China and Japan on Wednesday agreed to hold talks between their defense chiefs in Tokyo next year, ending a three-year hiatus, officials said.

Beijing is preparing for National Defense Minister Cao Gangchuan to meet his Japanese counterpart Fumio Kyuma sometime next year in Tokyo, according to Japanese defense official Hidehiro Ikematsu.

The two countries have not held ministerial-level defense talks since 2003 amid strained diplomatic relations under former Japanese Prime Minister Junichiro Koizumi, whose repeated visits to a war shrine that honors Japan's war dead angered China.

But Koizumi's successor, Shinzo Abe, has made strengthening Tokyo's ties with its Asian neighbors a priority. During a fence-mending trip to Beijing last month, Abe agreed with Chinese President Hu Jintao to boost mutual trust in the area of security.

Earlier Wednesday, Abe told reporters that Tokyo welcomed discussions with its neighbor.

"We need to build relations of mutual trust in a variety of areas to achieve new heights in strategically reciprocal relations.

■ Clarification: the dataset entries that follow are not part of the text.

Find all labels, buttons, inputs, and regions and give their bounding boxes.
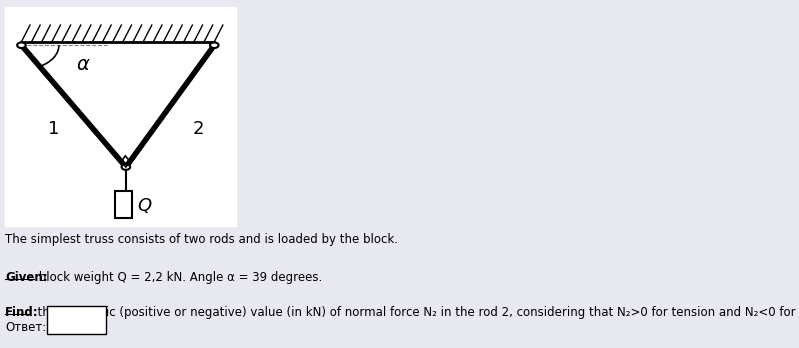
Text: The simplest truss consists of two rods and is loaded by the block.: The simplest truss consists of two rods … bbox=[6, 233, 399, 246]
Text: 1: 1 bbox=[48, 120, 59, 138]
Text: 2: 2 bbox=[193, 120, 204, 138]
FancyBboxPatch shape bbox=[6, 7, 236, 226]
Text: $\alpha$: $\alpha$ bbox=[76, 55, 90, 74]
Circle shape bbox=[210, 42, 219, 48]
Text: $Q$: $Q$ bbox=[137, 196, 152, 215]
Bar bbox=[115, 191, 133, 218]
Text: Find:: Find: bbox=[6, 306, 39, 319]
Text: the algebraic (positive or negative) value (in kN) of normal force N₂ in the rod: the algebraic (positive or negative) val… bbox=[30, 306, 799, 319]
Text: block weight Q = 2,2 kN. Angle α = 39 degrees.: block weight Q = 2,2 kN. Angle α = 39 de… bbox=[35, 271, 323, 284]
Text: Given:: Given: bbox=[6, 271, 48, 284]
Text: Ответ:: Ответ: bbox=[6, 321, 46, 334]
Circle shape bbox=[17, 42, 26, 48]
Bar bbox=[47, 306, 106, 334]
Circle shape bbox=[121, 164, 130, 170]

I think having discussions related to security matters in particular is extremely significant," Abe said.

Wednesday's talks took place between Japanese Defense Agency Vice Minister Takemasa Moriya and a visiting senior officer of the People's Liberation Army, according to Ikematsu.

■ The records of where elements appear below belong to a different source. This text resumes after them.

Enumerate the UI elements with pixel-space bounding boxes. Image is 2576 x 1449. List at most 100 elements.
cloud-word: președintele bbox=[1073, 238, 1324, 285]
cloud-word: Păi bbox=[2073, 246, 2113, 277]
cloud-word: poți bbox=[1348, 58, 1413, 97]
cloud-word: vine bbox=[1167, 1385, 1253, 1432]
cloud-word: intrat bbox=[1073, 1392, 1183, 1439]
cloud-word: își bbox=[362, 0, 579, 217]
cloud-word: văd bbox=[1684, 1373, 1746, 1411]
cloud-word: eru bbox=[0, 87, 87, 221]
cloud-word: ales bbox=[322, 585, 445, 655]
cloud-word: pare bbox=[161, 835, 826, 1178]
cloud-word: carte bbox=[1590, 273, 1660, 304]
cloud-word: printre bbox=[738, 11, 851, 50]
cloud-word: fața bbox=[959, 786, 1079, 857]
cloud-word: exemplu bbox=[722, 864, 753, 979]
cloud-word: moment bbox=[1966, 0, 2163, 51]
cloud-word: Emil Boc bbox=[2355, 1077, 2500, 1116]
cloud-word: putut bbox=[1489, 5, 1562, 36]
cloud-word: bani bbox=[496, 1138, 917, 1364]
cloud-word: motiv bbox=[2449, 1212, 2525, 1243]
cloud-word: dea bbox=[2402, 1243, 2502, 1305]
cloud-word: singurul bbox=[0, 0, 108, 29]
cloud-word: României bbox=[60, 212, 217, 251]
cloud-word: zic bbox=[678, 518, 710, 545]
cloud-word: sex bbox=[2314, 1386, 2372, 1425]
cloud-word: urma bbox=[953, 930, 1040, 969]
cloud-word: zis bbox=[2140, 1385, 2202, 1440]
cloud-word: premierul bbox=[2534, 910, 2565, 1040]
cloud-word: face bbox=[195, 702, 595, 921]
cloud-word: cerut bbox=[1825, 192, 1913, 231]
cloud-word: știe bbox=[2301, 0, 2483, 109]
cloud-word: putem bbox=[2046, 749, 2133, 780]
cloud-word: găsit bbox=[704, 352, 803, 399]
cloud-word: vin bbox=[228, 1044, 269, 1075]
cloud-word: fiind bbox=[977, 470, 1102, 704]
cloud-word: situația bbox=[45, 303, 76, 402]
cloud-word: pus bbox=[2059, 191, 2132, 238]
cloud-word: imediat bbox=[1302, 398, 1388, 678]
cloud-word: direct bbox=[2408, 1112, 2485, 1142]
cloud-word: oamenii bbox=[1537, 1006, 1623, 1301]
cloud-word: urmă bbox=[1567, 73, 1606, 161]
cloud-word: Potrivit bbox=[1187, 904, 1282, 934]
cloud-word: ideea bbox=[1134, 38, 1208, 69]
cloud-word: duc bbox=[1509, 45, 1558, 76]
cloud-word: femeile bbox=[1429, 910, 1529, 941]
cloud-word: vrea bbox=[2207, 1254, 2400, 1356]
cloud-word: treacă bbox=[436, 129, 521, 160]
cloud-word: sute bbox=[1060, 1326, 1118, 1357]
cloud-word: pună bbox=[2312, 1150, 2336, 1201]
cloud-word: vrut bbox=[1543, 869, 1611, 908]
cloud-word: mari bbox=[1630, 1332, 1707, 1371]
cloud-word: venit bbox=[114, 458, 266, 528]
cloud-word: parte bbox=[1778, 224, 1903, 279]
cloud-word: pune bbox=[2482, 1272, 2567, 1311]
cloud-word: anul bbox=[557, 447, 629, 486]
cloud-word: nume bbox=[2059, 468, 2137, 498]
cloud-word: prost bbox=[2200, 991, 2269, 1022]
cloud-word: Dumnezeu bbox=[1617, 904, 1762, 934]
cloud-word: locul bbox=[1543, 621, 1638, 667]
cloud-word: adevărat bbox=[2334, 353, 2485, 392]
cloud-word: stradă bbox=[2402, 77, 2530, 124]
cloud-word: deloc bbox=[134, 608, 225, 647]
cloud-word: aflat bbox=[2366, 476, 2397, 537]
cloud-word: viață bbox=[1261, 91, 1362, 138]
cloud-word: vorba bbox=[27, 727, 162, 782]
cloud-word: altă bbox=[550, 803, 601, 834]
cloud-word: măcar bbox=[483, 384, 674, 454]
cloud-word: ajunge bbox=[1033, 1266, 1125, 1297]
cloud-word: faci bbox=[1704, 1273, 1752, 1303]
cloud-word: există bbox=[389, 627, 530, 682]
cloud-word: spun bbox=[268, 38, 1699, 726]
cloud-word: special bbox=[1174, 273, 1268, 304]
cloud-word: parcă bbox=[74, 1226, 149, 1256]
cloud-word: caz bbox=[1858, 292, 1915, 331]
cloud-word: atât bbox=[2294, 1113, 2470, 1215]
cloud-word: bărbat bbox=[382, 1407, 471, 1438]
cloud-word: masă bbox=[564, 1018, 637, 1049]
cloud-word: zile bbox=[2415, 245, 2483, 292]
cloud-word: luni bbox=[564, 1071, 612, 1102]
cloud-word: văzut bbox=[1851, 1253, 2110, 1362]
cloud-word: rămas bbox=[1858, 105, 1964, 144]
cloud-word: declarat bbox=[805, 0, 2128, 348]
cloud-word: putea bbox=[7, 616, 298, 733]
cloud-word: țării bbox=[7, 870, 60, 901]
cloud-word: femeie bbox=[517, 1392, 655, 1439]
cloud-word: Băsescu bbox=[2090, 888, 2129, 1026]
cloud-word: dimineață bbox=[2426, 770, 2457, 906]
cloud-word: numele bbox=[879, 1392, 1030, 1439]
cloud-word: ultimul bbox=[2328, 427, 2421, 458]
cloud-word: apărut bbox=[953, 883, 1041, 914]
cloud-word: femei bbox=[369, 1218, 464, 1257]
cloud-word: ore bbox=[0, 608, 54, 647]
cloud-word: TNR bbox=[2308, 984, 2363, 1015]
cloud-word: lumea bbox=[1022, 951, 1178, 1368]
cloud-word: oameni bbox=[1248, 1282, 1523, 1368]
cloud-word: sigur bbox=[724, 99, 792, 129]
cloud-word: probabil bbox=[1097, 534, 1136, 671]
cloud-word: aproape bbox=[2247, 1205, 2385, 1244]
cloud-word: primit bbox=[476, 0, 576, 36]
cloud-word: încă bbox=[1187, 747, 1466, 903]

The officials also discussed starting reciprocal port calls by vessels of the Japanese Maritime Self-Defense Force and the Chinese Navy, Ikematsu said.

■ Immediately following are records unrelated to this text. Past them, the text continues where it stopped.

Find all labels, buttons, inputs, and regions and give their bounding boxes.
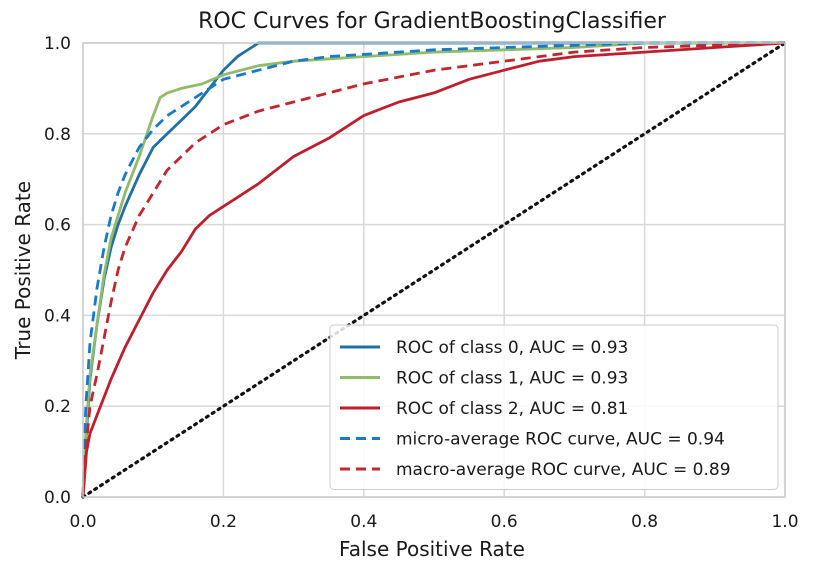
y-tick-label: 0.0 [44, 488, 71, 508]
y-tick-label: 0.4 [44, 306, 71, 326]
chart-title: ROC Curves for GradientBoostingClassifie… [198, 9, 667, 34]
y-tick-label: 0.2 [44, 397, 71, 417]
x-tick-label: 0.0 [69, 512, 96, 532]
legend: ROC of class 0, AUC = 0.93 ROC of class 1… [329, 324, 779, 490]
plot-frame [82, 42, 786, 498]
legend-label: micro-average ROC curve, AUC = 0.94 [396, 430, 725, 450]
roc-series-3 [81, 41, 785, 498]
x-tick-labels: 0.0 0.2 0.4 0.6 0.8 1.0 [69, 512, 798, 532]
legend-label: ROC of class 0, AUC = 0.93 [396, 338, 628, 358]
x-tick-label: 0.4 [350, 512, 377, 532]
roc-series-1 [81, 41, 785, 498]
y-axis-label: True Positive Rate [11, 181, 35, 360]
x-tick-label: 0.2 [210, 512, 237, 532]
x-tick-label: 1.0 [771, 512, 798, 532]
legend-label: ROC of class 2, AUC = 0.81 [396, 399, 628, 419]
legend-label: ROC of class 1, AUC = 0.93 [396, 369, 628, 389]
y-tick-label: 1.0 [44, 34, 71, 54]
legend-box [329, 324, 779, 490]
x-tick-label: 0.6 [491, 512, 518, 532]
x-axis-label: False Positive Rate [339, 537, 525, 561]
legend-label: macro-average ROC curve, AUC = 0.89 [396, 460, 731, 480]
chance-diagonal-line [81, 41, 787, 499]
y-tick-labels: 0.0 0.2 0.4 0.6 0.8 1.0 [44, 34, 71, 508]
x-tick-label: 0.8 [631, 512, 658, 532]
y-tick-label: 0.6 [44, 216, 71, 236]
roc-series-2 [81, 41, 786, 498]
roc-series-4 [81, 41, 786, 498]
y-tick-label: 0.8 [44, 125, 71, 145]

Though Japan and China are linked by billions of dollars (euros) in trade, repairing relations will be an uphill task amid a spate of disputes over territory, undersea gas and oil deposits, and Koizumi's a war shrine criticized for its strong links to past Japanese militarism.

Beijing, which suffered under Japanese military aggression in the last century, was especially irked by Koizumi's visits and refused to meet the leader during his last years in office.

Meanwhile, Japan's Defense Agency lists China's military expansion as a top security concern in the region. Chinese defense spending has jumped by double-digit percentages since the early 1990s, and Foreign Minister Taro Aso has repeatedly called China a threat _ drawing angry protests from Beijing.